# Washing instructions on hang tag



## KCINNV (Aug 12, 2007)

I was in the store Hot Topics and I saw a shirt in there that had the RN# and t-shirt washing instructions on a hag tag attached to the shirt. The company's logo (I don't remeber the name), shirt size and shirt content (material) were imprinted on the t-shirt. Is that legal? I'm new to this whole making t-shirt game and I've seen posts about relabeing, but I don't think this has been addressed before. Can some of the more seasoned members help me out with this?


----------



## Solmu (Aug 15, 2005)

KCINNV said:


> I was in the store Hot Topics and I saw a shirt in there that had the RN# and t-shirt washing instructions on a hag tag attached to the shirt. The company's logo (I don't remeber the name), shirt size and shirt content (material) were imprinted on the t-shirt. Is that legal?

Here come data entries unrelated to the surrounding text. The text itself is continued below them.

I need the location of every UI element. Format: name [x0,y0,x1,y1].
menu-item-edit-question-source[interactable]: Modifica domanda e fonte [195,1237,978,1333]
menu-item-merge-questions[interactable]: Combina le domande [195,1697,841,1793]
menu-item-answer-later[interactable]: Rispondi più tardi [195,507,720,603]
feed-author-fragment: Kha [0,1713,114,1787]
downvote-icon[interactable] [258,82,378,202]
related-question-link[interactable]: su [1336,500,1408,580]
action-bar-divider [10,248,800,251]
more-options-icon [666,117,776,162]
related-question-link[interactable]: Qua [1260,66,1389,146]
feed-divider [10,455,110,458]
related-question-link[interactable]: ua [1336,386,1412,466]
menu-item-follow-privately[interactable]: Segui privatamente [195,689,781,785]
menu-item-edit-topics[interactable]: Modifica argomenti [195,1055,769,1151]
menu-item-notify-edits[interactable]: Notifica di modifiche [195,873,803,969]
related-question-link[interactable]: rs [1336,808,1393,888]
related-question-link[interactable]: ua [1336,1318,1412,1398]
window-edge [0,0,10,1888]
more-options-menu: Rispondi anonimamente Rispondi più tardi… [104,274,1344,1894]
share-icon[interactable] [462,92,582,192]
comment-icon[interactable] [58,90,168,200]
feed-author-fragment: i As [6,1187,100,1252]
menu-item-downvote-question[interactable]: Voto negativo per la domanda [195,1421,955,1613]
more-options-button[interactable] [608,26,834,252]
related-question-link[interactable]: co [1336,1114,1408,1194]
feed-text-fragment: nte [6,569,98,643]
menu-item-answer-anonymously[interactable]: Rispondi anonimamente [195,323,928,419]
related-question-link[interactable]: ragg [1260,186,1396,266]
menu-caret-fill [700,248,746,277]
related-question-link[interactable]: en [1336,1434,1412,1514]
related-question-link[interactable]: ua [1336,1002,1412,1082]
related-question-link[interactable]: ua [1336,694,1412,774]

I've seen stuff from Hot Topic and their sister companies that even paid attention to the more obscure parts of labelling law that nobody else cares about (there are actually a lot of illegal labels out there if you look), so my gut feeling is that whatever they did there's a reasonable chance it's legal. On the other hand they would use a lot of different suppliers, and some may be better than others.

But as you've described it, it would not be legal.

The shirt itself will need either an RN *or* full legal company name. So that may or may not have been on there. The country of origin needs to be on the item itself (not just a removable tag).

You can do more or less whatever you want on the hangtag (double up information, additional information, etc. etc.) but it doesn't replace any of the permanent labels.


----------